冉翩看到有人將一個女人扔在地上,兩道濃眉微微皺了起來,但是他并不打算伸手,江湖中本就忌諱多管閑事,他并不是好出風頭的人,什么見義勇為英雄救美的事情不是他這種冷淡涼薄之人會做的。
可是當他看到地上那不知道是死是活的女人的臉時,他本來輕輕拈著酒盅的手忽然就握緊了。臟污的白衣,凌亂的烏發(fā),凄楚的臉蛋,前幾日平安客棧那仙子一般的姑娘!數(shù)日不見,她竟已是這般模樣!
人臨死前是不是都會忽然變得有精神些?是不是真的有回光返照這回事?
江涵飛大概就要死了,她已經(jīng)出現(xiàn)了回光返照的現(xiàn)象。
江涵飛忽然動彈了一下,喉中發(fā)出低低的嘶啞的**,本來覆在她臉上的發(fā)絲因著這一動滑落下來,露出她那張本來秀美動人的小臉。
現(xiàn)在這張臉蒼白發(fā)青,細致的皮膚皴得厲害,好幾處都起皮了,眼睛緊緊閉著,濃密卷曲的睫毛小扇子似的蓋住了眼睛,嘴唇呈現(xiàn)一種怪異的青紫色,裂開好幾道血口子。
然而即便如此,這張臉依舊動人,就像風雨過后的殘花,反而比鮮花多了幾分凄楚的味道。
東方烈日喝著美酒吃著佳肴,欣賞著垂死的美人,心中十分滿意,只可惜這美人若是真死了可就不好看了,再美的人死了,尸體都不會好看。他忽然有點想救江涵飛,不徹底救活,就讓她這么半死不活的,等到看厭了再了結(jié)了她。

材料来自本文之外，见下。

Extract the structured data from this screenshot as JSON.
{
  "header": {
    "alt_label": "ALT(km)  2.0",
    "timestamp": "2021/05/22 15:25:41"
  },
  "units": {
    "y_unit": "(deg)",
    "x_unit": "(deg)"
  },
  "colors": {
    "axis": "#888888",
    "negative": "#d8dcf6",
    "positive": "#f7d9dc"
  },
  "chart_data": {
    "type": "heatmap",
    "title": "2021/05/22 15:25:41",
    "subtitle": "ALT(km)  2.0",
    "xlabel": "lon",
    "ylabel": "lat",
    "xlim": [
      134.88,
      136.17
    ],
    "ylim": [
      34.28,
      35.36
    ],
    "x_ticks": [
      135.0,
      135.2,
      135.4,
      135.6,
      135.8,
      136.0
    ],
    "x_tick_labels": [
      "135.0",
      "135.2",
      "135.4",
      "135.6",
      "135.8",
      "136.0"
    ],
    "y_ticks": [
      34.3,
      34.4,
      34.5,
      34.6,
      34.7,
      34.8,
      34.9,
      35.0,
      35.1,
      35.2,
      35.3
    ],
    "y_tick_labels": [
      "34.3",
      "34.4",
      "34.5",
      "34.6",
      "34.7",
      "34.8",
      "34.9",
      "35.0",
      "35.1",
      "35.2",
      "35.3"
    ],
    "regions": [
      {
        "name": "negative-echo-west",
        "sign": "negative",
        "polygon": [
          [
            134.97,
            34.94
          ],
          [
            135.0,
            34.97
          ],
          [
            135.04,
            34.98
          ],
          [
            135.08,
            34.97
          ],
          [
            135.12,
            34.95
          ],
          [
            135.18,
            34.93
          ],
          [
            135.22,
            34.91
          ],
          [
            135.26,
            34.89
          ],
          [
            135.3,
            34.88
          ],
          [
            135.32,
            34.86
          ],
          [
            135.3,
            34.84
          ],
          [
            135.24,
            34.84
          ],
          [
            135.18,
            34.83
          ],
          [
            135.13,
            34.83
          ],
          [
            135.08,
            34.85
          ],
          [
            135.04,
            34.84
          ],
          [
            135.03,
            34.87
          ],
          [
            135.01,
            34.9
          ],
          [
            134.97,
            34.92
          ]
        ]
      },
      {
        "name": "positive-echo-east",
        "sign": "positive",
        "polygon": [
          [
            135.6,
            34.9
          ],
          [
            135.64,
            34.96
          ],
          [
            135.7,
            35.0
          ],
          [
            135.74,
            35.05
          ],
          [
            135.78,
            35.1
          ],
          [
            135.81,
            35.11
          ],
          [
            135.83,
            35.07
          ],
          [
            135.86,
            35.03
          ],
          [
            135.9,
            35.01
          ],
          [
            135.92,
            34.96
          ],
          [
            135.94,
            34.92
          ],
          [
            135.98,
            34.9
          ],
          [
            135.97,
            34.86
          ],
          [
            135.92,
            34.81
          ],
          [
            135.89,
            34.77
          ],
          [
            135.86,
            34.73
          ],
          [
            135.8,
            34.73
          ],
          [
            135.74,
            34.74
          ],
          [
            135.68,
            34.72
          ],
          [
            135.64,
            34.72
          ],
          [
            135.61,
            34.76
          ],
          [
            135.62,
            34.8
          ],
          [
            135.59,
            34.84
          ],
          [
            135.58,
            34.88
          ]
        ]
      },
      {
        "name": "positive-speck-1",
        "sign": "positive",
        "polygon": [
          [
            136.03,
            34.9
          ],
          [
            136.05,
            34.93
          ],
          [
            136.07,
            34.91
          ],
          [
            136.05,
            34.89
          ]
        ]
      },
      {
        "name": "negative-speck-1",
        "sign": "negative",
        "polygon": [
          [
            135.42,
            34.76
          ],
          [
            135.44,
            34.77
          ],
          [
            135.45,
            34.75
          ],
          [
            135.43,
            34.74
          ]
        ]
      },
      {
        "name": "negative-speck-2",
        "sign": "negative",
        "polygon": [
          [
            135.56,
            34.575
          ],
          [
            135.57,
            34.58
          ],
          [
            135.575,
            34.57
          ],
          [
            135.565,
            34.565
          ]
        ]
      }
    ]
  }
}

東方烈日忽然覺得自己很奇怪,這是一種什么心態(tài)?他不清楚,只是覺得自己好像有點殘忍,好像心理有些扭曲了。
東方烈日笑了,輕輕笑出了聲,不管怎樣,能讓他東方烈日自己都承認自己很奇怪,這女子九泉之下也該感到安慰了。
可惜啊,可惜她是江涵初的女人,是妨礙江涵初愛上他妹妹的女人,否則他還真不舍得這么對待這樣一個嬌媚動人的少女呢!東方烈日輕輕搖搖頭,很滿意地舉起了酒杯。
冉翩的手握得更緊,緊得都有些顫了。這個時候,他決不能樹敵,這是個極端特殊的時期啊!他努力克制內(nèi)心的激動,握著酒杯的手指節(jié)青白,越來越緊,忽然”?!钡囊宦?,酒杯竟被他硬生生捏碎了。
冉翩長身而起,幾步走過去,扶起地上的少女,柔聲喚道:“姑娘?姑娘?你醒醒,醒醒呀!”
回光返照這回事大概是真的,叫魂這件事大概也是真的,江涵飛恍惚間聽到一個很溫柔很急切的聲音在耳邊響起,然后她干裂的嘴唇輕輕動了動,眼睛漸漸睜開了。接著她就看見一個人,一個青衣人,一張臉,一張很普通的臉。
垂死之人的求生意志是不是會更強?冉翩聽到一個喑啞微弱的聲音困難地說了兩個字:救我。
東方烈日本來很滿意地看著這一幕,年輕氣盛的少年,垂死的美人,多動人的畫面呀!可是聽到”救我”兩個字時他忽然就笑不出來了。
原來這小美人不是啞巴!她從頭至尾沒有同自己說過一句話!這么高傲,這么倔強!東方烈日忽然覺得自己心理更扭曲了,他已放下酒杯,冷冷道:“這位兄臺,男女有別,還望自重!”
“你是什么人?為何這么折磨這位姑娘?”冉翩厲聲質(zhì)問,從懷中一個小小的青花瓷瓶中摸出一個小小的藥丸塞進江涵飛口中,托著她的下巴助她咽下。
“哦?你又是什么人?憑什么插手別人的事?”東方烈日冷冷道,”你是她什么人?”